Setting the bar too low is no way to reach higher

Photo by joelogon on flickr and used under CC license

Heard a radio story about Hispanics and college last year that chapped my hide. Seems there’s some concern because there more starting school than ever before, but few are finishing. The story made reference to the need to get more of them to complete college because we won’t have enough trained workers if we don’t.

College administrators interviewed made mention of trying to eliminate obstacles for students. Like parking. Because if parking is difficult, students just don’t come back. Really? I mean, really? A student interviewed mentioned that he never took more than one class at a time because he would slack off on more than that. Really? Another couldn’t find the building where her class was and just never went. Really?

Just what kind of “trained” worker are you turning out if they can’t manage to deal with the parking situation on campus? Jumping a few hurdles shouldn’t be part of what it takes to get a degree? Learning to navigate the registration system, managing different expectations from different managers (e.g. professors), asking the right kind of questions to get where you need to go – all relevant life skills for just about any job. Any great job, that is.
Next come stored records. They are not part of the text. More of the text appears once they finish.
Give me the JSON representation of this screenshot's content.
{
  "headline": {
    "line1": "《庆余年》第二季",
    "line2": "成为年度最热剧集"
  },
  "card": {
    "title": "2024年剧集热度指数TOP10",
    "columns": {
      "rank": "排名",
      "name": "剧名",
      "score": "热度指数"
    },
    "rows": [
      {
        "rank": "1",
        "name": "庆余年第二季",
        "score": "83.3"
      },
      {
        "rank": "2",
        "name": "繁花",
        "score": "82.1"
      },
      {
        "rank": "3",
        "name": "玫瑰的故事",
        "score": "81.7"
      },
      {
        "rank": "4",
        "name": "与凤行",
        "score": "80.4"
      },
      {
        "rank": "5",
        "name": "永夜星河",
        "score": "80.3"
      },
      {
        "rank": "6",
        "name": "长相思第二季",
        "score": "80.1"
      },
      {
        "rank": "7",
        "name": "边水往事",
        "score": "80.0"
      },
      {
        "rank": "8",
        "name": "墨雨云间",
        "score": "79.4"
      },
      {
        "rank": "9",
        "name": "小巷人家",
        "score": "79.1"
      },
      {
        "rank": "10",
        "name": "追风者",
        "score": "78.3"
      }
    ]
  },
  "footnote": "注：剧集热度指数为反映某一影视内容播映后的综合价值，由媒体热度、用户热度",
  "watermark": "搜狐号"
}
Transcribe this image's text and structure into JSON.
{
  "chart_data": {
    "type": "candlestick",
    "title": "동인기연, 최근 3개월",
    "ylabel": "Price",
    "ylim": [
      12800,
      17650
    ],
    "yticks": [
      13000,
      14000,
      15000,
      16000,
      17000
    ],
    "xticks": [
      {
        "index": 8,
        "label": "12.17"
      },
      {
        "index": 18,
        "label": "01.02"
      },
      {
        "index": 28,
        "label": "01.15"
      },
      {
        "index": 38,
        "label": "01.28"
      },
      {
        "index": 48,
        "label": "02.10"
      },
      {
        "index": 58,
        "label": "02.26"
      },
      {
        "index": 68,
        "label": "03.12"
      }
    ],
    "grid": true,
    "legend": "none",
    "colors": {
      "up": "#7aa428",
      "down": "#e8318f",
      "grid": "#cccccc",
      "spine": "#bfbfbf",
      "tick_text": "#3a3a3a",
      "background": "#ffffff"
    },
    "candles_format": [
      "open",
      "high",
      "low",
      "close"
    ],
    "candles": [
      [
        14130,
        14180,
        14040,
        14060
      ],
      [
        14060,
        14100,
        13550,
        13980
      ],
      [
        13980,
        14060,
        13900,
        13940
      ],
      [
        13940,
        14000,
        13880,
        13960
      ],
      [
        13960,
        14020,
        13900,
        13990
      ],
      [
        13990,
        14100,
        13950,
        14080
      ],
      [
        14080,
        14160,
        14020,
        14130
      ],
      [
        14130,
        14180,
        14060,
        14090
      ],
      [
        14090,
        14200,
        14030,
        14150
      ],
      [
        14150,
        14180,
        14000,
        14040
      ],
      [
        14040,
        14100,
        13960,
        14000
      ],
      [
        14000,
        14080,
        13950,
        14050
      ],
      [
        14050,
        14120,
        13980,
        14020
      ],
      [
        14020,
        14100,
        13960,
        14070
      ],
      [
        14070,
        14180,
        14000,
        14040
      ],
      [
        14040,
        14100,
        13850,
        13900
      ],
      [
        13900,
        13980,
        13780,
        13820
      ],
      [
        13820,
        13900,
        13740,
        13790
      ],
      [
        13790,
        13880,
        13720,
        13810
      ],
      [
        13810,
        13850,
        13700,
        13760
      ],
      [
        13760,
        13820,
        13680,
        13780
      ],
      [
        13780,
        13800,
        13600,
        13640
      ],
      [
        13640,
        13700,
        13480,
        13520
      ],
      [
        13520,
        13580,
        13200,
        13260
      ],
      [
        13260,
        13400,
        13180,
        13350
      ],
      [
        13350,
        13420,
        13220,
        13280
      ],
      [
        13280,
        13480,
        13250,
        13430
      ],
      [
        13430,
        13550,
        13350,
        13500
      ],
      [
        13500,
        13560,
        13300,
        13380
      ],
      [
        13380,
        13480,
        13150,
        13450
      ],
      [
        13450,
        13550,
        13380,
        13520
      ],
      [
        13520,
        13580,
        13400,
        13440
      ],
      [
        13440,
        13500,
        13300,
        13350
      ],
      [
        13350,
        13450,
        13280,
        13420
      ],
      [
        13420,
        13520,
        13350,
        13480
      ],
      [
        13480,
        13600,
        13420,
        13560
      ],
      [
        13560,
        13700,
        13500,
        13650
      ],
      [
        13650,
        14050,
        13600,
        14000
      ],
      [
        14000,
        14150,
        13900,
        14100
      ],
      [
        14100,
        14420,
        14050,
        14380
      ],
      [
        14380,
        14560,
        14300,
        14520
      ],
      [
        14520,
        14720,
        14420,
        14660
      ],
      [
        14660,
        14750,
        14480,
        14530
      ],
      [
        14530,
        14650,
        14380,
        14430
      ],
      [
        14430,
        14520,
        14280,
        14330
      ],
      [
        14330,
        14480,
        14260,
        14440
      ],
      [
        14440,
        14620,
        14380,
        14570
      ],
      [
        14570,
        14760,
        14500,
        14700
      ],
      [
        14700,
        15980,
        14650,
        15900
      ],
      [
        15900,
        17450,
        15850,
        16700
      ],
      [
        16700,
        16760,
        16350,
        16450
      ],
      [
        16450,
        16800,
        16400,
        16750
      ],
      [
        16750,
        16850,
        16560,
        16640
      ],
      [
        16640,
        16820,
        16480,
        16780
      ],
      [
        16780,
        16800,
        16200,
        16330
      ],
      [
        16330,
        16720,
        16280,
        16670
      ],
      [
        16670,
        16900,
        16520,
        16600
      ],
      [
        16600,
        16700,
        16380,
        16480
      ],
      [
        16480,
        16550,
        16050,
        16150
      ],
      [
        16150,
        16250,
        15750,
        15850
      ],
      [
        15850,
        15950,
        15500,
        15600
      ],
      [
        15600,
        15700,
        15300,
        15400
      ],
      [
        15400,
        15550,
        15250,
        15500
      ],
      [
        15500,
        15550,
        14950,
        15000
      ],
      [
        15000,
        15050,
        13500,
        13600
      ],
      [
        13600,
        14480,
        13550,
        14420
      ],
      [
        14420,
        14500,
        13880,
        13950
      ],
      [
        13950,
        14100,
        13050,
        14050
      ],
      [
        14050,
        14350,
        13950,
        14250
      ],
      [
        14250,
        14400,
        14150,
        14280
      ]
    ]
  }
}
Coddling students like that is no way to build a valuable work force. It makes the college’s graduation rate look better (oooo, grading performance on the wrong metric!), but creates just more cogs for the machine. Actually, something worse than cogs. At least a cog does some work as it moves around. These “workers” will just be lumps who can’t figure anything out on their own, can only do one thing at a time and never add value to anything they do. Bah.

That bar’s just one blade of grass away from being on the ground.